Dort wartete neben dem Buxheimer aber schon die Polizei und nahm ihn wegen Verdachts der Hehlerei fest. Der 33-Jährige konnte die zwei Erdmännchen über einen Chip und körperliche Besonderheiten zweifelsfrei als sein Eigentum identifizieren. Kurz darauf wurde auch der Thüringer vorläufig festgenommen.

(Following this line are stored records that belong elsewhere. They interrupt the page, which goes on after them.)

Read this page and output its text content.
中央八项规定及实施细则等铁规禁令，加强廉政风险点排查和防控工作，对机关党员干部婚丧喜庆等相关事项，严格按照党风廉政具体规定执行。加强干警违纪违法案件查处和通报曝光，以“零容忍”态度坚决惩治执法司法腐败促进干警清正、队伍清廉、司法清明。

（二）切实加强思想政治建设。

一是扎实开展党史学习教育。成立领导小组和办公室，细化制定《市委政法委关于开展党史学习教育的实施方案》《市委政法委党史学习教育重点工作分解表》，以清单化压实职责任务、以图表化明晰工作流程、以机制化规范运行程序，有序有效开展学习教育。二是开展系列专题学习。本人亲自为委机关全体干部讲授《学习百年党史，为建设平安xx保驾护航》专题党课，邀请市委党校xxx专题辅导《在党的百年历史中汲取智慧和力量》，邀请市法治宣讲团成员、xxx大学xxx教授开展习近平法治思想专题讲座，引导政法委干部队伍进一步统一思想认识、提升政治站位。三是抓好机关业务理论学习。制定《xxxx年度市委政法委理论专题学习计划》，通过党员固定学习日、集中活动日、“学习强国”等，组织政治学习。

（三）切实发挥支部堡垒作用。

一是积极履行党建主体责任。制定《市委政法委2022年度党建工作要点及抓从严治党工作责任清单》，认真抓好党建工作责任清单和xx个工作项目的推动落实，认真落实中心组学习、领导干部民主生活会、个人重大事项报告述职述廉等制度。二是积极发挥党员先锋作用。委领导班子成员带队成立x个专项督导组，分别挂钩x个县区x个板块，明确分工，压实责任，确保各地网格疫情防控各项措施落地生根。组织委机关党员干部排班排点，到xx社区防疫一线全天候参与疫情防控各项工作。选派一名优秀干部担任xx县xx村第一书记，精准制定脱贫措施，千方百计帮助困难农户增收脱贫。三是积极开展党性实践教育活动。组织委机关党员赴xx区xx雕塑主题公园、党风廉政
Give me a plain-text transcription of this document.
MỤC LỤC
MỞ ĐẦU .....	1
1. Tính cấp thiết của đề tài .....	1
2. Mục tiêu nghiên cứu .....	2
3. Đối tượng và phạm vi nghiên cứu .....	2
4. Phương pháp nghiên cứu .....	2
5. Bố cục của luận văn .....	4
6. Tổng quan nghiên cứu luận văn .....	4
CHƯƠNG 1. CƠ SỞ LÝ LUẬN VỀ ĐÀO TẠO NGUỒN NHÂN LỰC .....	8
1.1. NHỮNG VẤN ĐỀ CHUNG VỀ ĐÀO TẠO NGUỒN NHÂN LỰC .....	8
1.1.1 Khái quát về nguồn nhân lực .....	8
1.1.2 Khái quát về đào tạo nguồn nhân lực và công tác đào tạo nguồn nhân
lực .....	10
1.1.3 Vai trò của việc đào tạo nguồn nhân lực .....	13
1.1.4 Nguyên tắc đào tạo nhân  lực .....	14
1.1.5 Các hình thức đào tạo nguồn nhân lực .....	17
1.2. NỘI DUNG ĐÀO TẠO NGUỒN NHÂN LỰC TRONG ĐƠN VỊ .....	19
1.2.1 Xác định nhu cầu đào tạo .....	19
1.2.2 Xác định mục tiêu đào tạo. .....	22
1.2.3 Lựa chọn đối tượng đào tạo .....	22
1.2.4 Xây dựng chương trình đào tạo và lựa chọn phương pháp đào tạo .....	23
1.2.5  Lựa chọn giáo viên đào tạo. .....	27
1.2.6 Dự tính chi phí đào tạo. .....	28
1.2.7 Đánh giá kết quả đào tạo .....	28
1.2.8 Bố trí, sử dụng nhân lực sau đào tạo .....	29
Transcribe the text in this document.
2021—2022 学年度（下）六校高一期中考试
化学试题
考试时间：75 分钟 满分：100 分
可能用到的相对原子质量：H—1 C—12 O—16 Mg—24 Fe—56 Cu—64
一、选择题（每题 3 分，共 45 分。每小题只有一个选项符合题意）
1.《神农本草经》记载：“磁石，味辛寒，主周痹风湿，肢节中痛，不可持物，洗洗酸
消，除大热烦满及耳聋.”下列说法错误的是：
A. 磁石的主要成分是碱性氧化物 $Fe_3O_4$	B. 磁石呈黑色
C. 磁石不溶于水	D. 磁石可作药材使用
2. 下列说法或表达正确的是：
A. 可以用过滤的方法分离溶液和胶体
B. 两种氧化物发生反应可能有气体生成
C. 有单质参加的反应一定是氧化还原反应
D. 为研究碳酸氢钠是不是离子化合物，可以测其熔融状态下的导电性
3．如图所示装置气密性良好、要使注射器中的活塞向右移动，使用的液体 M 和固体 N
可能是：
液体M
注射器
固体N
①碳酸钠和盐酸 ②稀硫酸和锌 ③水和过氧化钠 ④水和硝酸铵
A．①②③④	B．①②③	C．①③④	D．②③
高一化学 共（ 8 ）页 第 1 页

Der Angeklagte berichtete gestern von Praktiken, die immer wieder ungläubiges Staunen hervorriefen, was den Umgang mit Tieren betrifft. Mal wurden Berberaffen gegen Präriehunde getauscht, dann Paviane verscherbelt, Kängurus oder Stachelschweine durch die Lande gekarrt, ein Wickelbär verkauft oder nebenbei 2500 Küken zum Verfüttern an Greifvögel besorgt. Viele Geschäfte, so hörte das Gericht, finden offenbar auf der Straße statt, auch unter Fremden. Selbst der bestohlene Buxheimer musste einräumen, schon einmal Tiere an der Autobahn erworben zu haben. In diesem Licht erschien die Version des Angeklagten, die verschwundenen Erdmännchen von einem völlig Unbekannten erhalten zu haben, durchaus als glaubwürdig.

Urteil rechtskräftig

Zusammen mit dem Alibi, wonach der Mann sich zur Tatzeit in Tschechien befunden hatte, konnte Richterin von Dahl nicht anders, als den 45-Jährigen frei zu sprechen. "Wir haben keine Zeugenaussagen und keine objektiven Beweise dafür, dass es anders gewesen sein könnte", sagte sie. Einzig der Bestohlene, der den Rückkauf der Tiere "ähnlich einer Miss-Marple-Geschichte" eingefädelt hatte, wie Staatsanwältin Julika Stark anmerkte, wollte trotz alledem bis zuletzt nicht an die Unschuld des Thüringers glauben. Das Urteil ist dennoch bereits rechtskräftig.